Trump, for his part, in remarks after Canada and the United States struck a deal on a new NAFTA, acknowledged the “strong tensions” during negotiations but suggested that bilateral ties, as well as his personal relations with Trudeau, would get right back on track.

“We have a great relationship,” Trump said, praising Trudeau as a “good man” who loves his country.

But most experts doubt the insults and threats will be forgotten quickly. “Trust-building is a very long process, and destroying it is very fast,” Stein said. “That’s why people don’t use this strategy.”

One certain result, she said, is that Canada will make a concentrated effort to diversify its economy, now heavily dependent on the United States, by building trading and investment relationships with others.

Anecdotal reports suggest Canadian tourism to the United States is also likely to slip. “I think Florida will see less Canadians this year,” Stein said.

And experts said Canadian regulators may be a little more wary of approving an American firm trying to make an acquisition of a Canadian company.

Beyond Canada and Mexico, Richard Wike, Pew’s director of global attitudes research, said: “Public opinion about the United States is an important contextual factor. It helps set the incentive structure for politicians around the world, making it easier or harder to get cooperation.”

That could prove challenging for the Trump administration as it looks for allies to join in its trade fight with China.

Now that NAFTA has been largely settled, the White House is turning its focus on Japan and the EU, but ultimately it sees China as its primary target on trade and broader bilateral relations.

“The risk is that by creating economic friction with allies, they might not get the strong support on China,” said Mireya Solís, chair of Japan studies at the Brookings Institution. That could be a side effect even though Japan shares America’s concerns about China’s mercantilist behavior, including theft of intellectual property and forced technology transfer.

Japan agreed to come to the table with the United States only because Japanese officials and business leaders were afraid of Trump’s auto tariffs. And although negotiations aren’t expected until next year, Solís said the damage already has been done.

“I think a very dangerous precedent has been set … that the president and his team think that using tariffs and the threat of tariffs is the way to get trade agreements with provisions they like,” she said.

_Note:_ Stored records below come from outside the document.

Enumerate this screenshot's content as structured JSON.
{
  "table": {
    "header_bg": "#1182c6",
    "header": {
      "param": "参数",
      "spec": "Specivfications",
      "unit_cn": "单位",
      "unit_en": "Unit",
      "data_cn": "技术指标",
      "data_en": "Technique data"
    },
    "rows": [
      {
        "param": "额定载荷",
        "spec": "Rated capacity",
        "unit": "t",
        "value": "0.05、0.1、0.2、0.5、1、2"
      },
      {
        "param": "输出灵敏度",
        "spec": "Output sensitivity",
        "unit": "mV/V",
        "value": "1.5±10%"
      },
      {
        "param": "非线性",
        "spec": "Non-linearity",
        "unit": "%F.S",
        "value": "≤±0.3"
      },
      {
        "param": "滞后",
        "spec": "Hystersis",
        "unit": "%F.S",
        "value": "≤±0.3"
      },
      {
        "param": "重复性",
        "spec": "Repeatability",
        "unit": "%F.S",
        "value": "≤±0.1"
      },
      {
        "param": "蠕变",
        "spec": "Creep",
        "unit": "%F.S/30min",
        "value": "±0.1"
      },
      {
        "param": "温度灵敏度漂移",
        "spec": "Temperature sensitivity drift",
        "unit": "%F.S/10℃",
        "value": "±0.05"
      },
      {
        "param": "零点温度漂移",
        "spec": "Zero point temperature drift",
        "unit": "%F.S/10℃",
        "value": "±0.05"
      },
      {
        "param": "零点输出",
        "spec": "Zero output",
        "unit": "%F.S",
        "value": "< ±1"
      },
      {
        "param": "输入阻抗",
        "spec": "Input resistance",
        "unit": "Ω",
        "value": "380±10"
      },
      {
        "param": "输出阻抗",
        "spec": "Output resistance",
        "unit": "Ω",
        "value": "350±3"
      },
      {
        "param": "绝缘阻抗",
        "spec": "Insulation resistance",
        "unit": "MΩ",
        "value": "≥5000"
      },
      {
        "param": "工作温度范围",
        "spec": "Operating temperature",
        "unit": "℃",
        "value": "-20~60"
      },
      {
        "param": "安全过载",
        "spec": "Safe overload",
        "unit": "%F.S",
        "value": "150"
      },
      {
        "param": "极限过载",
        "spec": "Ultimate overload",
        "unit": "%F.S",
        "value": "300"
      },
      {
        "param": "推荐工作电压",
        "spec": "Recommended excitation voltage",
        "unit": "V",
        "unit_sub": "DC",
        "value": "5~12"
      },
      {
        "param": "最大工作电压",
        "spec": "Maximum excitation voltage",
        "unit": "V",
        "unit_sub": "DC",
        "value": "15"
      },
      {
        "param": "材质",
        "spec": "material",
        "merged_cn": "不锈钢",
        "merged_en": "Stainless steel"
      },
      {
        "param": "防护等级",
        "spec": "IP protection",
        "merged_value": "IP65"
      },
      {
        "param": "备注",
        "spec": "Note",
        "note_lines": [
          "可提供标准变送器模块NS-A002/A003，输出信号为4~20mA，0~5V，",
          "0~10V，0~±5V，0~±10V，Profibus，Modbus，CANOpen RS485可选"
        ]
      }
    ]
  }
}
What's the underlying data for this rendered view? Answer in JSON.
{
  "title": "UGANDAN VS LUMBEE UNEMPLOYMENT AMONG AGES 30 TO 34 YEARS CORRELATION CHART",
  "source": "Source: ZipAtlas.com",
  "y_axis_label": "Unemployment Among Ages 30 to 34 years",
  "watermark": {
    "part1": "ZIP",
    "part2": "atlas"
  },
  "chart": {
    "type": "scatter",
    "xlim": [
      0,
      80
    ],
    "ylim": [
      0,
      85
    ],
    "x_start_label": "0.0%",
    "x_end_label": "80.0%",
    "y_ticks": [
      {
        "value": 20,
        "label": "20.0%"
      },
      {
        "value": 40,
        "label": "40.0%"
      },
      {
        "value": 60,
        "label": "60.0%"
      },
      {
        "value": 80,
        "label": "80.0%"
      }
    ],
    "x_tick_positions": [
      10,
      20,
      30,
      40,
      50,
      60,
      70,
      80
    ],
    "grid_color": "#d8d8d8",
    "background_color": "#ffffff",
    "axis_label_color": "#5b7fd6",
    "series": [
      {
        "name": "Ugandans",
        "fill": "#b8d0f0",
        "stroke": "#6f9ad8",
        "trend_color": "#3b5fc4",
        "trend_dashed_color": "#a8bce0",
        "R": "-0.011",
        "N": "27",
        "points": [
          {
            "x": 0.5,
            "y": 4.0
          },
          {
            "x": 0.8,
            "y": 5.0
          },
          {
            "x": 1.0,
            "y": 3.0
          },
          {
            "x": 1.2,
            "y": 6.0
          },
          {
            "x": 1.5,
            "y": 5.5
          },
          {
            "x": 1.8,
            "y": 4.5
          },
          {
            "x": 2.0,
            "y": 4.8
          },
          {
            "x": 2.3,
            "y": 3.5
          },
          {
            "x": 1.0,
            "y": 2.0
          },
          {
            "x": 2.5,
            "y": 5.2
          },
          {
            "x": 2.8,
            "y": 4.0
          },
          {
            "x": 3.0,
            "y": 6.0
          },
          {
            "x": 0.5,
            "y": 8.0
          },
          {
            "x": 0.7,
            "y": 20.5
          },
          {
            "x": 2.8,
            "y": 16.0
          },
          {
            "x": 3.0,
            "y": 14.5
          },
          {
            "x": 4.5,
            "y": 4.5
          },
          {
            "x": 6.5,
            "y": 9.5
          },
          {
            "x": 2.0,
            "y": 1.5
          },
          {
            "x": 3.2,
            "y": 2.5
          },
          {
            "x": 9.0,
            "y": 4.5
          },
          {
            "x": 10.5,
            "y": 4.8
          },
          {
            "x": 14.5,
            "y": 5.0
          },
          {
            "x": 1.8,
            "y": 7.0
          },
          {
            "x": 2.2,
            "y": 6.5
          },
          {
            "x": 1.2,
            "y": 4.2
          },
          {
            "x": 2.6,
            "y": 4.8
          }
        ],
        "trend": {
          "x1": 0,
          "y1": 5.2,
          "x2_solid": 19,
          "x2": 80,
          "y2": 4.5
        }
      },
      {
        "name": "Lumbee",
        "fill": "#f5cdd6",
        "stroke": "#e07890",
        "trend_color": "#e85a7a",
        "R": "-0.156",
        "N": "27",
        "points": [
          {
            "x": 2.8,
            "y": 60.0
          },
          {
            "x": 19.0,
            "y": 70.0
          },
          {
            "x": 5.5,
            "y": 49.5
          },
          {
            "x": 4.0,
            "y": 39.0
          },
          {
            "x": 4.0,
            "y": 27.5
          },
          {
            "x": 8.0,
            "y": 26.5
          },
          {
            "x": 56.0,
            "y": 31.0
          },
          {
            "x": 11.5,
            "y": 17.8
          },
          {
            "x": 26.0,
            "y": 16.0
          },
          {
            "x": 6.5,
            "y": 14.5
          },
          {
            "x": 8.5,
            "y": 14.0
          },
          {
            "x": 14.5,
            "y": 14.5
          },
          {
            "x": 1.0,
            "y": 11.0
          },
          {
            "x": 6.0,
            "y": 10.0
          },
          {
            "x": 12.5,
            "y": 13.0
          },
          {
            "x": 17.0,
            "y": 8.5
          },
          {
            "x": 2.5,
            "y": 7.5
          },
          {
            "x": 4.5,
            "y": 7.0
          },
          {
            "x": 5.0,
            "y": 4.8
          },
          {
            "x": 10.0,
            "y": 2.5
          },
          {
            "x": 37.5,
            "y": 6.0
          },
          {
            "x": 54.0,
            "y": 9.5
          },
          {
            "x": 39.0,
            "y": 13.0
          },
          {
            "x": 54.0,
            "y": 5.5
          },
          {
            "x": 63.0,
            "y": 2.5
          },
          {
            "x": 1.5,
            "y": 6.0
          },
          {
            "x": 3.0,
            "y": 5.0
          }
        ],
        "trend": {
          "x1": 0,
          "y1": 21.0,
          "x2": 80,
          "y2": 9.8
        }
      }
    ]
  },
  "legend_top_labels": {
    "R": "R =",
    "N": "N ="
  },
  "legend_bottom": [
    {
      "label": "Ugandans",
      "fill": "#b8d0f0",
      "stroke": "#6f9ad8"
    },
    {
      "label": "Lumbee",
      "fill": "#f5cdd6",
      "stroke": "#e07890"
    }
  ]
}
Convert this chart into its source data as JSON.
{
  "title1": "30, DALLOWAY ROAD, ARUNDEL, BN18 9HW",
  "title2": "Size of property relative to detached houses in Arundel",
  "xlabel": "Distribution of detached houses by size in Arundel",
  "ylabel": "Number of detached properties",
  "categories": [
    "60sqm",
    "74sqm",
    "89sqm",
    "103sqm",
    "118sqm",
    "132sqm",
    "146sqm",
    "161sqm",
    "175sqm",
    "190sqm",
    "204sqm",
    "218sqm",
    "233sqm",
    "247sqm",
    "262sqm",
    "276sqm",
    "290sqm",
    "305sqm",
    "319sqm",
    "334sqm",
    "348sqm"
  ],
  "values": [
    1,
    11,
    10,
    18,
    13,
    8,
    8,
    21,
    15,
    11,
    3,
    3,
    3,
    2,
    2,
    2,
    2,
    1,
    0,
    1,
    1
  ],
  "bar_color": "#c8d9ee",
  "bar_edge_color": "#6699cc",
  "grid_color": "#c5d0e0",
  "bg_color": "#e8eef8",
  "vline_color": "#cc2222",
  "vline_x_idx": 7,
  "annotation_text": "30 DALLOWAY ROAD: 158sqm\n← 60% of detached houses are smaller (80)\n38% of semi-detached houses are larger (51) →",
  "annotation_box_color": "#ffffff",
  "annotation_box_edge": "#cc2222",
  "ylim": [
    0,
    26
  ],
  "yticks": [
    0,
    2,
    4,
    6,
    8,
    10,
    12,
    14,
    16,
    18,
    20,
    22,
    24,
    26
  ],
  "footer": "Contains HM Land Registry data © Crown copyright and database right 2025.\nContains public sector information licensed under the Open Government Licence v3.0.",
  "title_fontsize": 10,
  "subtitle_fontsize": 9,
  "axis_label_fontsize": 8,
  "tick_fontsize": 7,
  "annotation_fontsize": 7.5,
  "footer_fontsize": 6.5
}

She said such tactics could help undermine the rules-based trading system under the World Trade Organization.

Indeed, the Trump administration’s Lighthizer made clear that NAFTA would serve as a template for future trade agreements, which he said would seek elimination of unfair trading practices.

He credited Trump for his “leadership, vision and grit” in pushing through this new paradigm-shifting model on trade.

Miller, of the Wilson Center, agreed it took an unusual American president who “wasn’t just willing to walk away but willing to drop tariff nuclear bombs on the auto industry” to rewrite NAFTA and get as much as he did from trading partners. These include tighter rules on autos and auto parts and more access to Canada’s politically sensitive dairy market.

Still, Miller wondered whether those gains were worth it, given the price to be paid in other areas.